Der Pariser Modeschöpfer Alexis
Mabille präsentierte seine Kollektion „Le grand frisson“ in den
Salons des Hôtel d’Evreux. Inspirationsquelle war
erstaunlicherweise diesmal die Herrenmode. Zugrunde lag ein Zitat der
amerikanischen Autorin und Regisseurin Susan Sontag: „Was am
schönsten in virilen Männern ist, ist etwas Weibliches; was
am schönsten in femininen Frauen ist, ist etwas Männliches.“
In jedes Kleid integrierte Alexis Mabille einige Elemente
männlicher Bekleidung. Beispielsweise erinnerten Revers und
Knöpfe in zweien Reihen an Herrenjacketts. Trotz männlicher
Note nahmen die opulenten Abendroben ihren Trägerinnen nicht die
Weiblichkeit.
Der aus Syrien stammende und in Dubai
tätige Modeschöpfer Rami Al Ali veranstaltete eine
Modeinstallation auf der Eingangstreppe des Museums „Les arts
décoratifs“. Es war seine sechste Saison in Paris. In der
für ihn neuen Spielstätte brachte er dem Publikum mit seiner
zwanzigsten Kollektion die Vision eines versteckten Regenwaldes nahe.
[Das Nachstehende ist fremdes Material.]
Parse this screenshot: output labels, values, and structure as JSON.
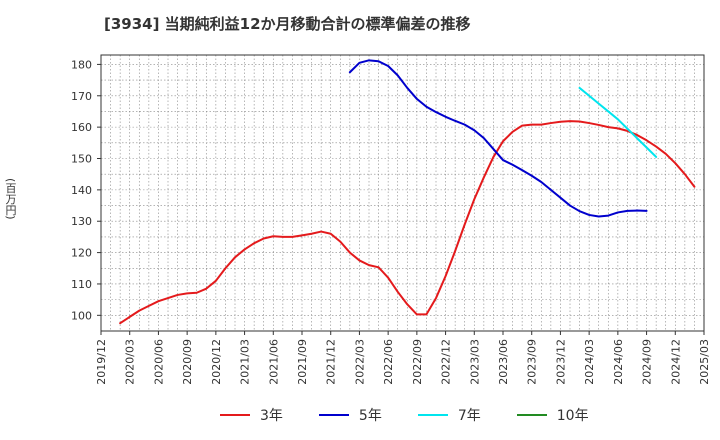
{
  "chart_data": {
    "type": "line",
    "title": "[3934]  当期純利益12か月移動合計の標準偏差の推移",
    "xlabel": "",
    "ylabel": "(百万円)",
    "ylim": [
      95,
      183
    ],
    "yticks": [
      100,
      110,
      120,
      130,
      140,
      150,
      160,
      170,
      180
    ],
    "x_range": [
      "2019-12",
      "2025-03"
    ],
    "x_tick_labels": [
      "2019/12",
      "2020/03",
      "2020/06",
      "2020/09",
      "2020/12",
      "2021/03",
      "2021/06",
      "2021/09",
      "2021/12",
      "2022/03",
      "2022/06",
      "2022/09",
      "2022/12",
      "2023/03",
      "2023/06",
      "2023/09",
      "2023/12",
      "2024/03",
      "2024/06",
      "2024/09",
      "2024/12",
      "2025/03"
    ],
    "grid": true,
    "legend_position": "bottom",
    "series": [
      {
        "name": "3年",
        "color": "#e41a1c",
        "start": "2020-02",
        "values": [
          97.5,
          99.5,
          101.5,
          103.0,
          104.5,
          105.5,
          106.5,
          107.0,
          107.2,
          108.5,
          111.0,
          115.0,
          118.5,
          121.0,
          123.0,
          124.5,
          125.2,
          125.0,
          125.0,
          125.5,
          126.0,
          126.7,
          126.0,
          123.5,
          120.0,
          117.5,
          116.0,
          115.3,
          112.0,
          107.5,
          103.5,
          100.3,
          100.3,
          105.5,
          112.5,
          120.5,
          129.0,
          137.0,
          144.0,
          150.5,
          155.5,
          158.5,
          160.5,
          160.8,
          160.8,
          161.3,
          161.7,
          161.9,
          161.8,
          161.3,
          160.7,
          160.0,
          159.6,
          158.8,
          157.5,
          155.8,
          153.8,
          151.5,
          148.5,
          145.0,
          141.0
        ]
      },
      {
        "name": "5年",
        "color": "#0000cd",
        "start": "2022-02",
        "values": [
          177.5,
          180.5,
          181.3,
          181.0,
          179.5,
          176.5,
          172.5,
          169.0,
          166.5,
          164.8,
          163.3,
          162.0,
          160.8,
          159.0,
          156.5,
          153.0,
          149.5,
          148.0,
          146.3,
          144.5,
          142.5,
          140.0,
          137.5,
          135.0,
          133.2,
          132.0,
          131.5,
          131.8,
          132.8,
          133.3,
          133.4,
          133.3
        ]
      },
      {
        "name": "7年",
        "color": "#00e5ee",
        "start": "2024-02",
        "values": [
          172.5,
          170.0,
          167.5,
          165.0,
          162.5,
          159.5,
          156.5,
          153.5,
          150.5
        ]
      },
      {
        "name": "10年",
        "color": "#228b22",
        "start": "2024-12",
        "values": []
      }
    ]
  }
}
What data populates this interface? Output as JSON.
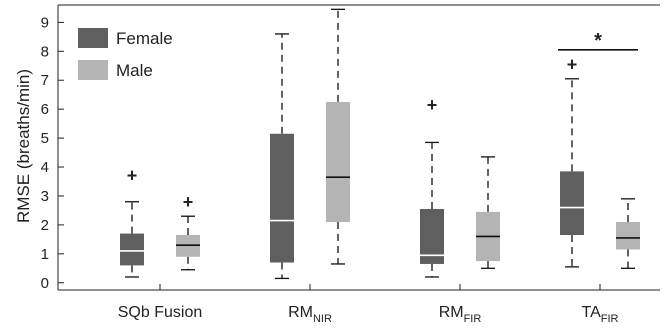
{
  "chart_data": {
    "type": "box",
    "ylabel": "RMSE (breaths/min)",
    "ylim": [
      -0.25,
      9.6
    ],
    "yticks": [
      0,
      1,
      2,
      3,
      4,
      5,
      6,
      7,
      8,
      9
    ],
    "categories": [
      {
        "main": "SQb Fusion",
        "sub": ""
      },
      {
        "main": "RM",
        "sub": "NIR"
      },
      {
        "main": "RM",
        "sub": "FIR"
      },
      {
        "main": "TA",
        "sub": "FIR"
      }
    ],
    "series": [
      {
        "name": "Female",
        "color": "#5f5f5f",
        "median_color": "#ffffff",
        "boxes": [
          {
            "whisker_low": 0.2,
            "q1": 0.6,
            "median": 1.1,
            "q3": 1.7,
            "whisker_high": 2.8,
            "outliers": [
              3.7
            ]
          },
          {
            "whisker_low": 0.15,
            "q1": 0.7,
            "median": 2.15,
            "q3": 5.15,
            "whisker_high": 8.6,
            "outliers": []
          },
          {
            "whisker_low": 0.2,
            "q1": 0.65,
            "median": 0.95,
            "q3": 2.55,
            "whisker_high": 4.85,
            "outliers": [
              6.15
            ]
          },
          {
            "whisker_low": 0.55,
            "q1": 1.65,
            "median": 2.6,
            "q3": 3.85,
            "whisker_high": 7.05,
            "outliers": [
              7.55
            ]
          }
        ]
      },
      {
        "name": "Male",
        "color": "#b4b4b4",
        "median_color": "#111111",
        "boxes": [
          {
            "whisker_low": 0.45,
            "q1": 0.9,
            "median": 1.3,
            "q3": 1.65,
            "whisker_high": 2.3,
            "outliers": [
              2.8
            ]
          },
          {
            "whisker_low": 0.65,
            "q1": 2.1,
            "median": 3.65,
            "q3": 6.25,
            "whisker_high": 9.45,
            "outliers": []
          },
          {
            "whisker_low": 0.5,
            "q1": 0.75,
            "median": 1.6,
            "q3": 2.45,
            "whisker_high": 4.35,
            "outliers": []
          },
          {
            "whisker_low": 0.5,
            "q1": 1.15,
            "median": 1.55,
            "q3": 2.1,
            "whisker_high": 2.9,
            "outliers": []
          }
        ]
      }
    ],
    "outlier_marker": "+",
    "outlier_color": "#7a0f0f",
    "grid": false,
    "legend": {
      "placement": "top-left"
    },
    "significance": [
      {
        "category_index": 3,
        "label": "*",
        "y": 8.05
      }
    ]
  }
}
Waldgrün, Beige und Gelb gaben die Exotik eines idyllischen
Dschungels wieder. Königsblau, Purpurrot, Rubinrot,
Smaragdgrün und Gold symbolisierten das Naturjuwel. Die Stoffe
paßten zu den ungezähmten Bewohnern in Rami Al Alis wilder
Welt. Es handelte sich um eine Mischung aus Spitze, Seidenorganza,
Seidengaze, Taft und Chiffonlamé. Aufwendig verzierte matte
Pailletten und Kristalle traten hinzu. Die aufwendigen Stickereien und
das dreidimensionale Weben ermöglichten einen Gang in die Tiefe
unterhalb der Oberfläche, einen „Durchgang in den innersten
Baldachin des Regenwaldes“. Die Silhouetten ergaben sich aus Kurven und
Linien, die flüssig am Körper entlang glitten. Die klassische
A-Linie erfuhr eine moderne Umarbeitung mit kupierten Fronten der
voluminösen, vielschichtigen Röcke, die spontane Einblicke in
das Innenleben der aufblühenden Natur gewährten.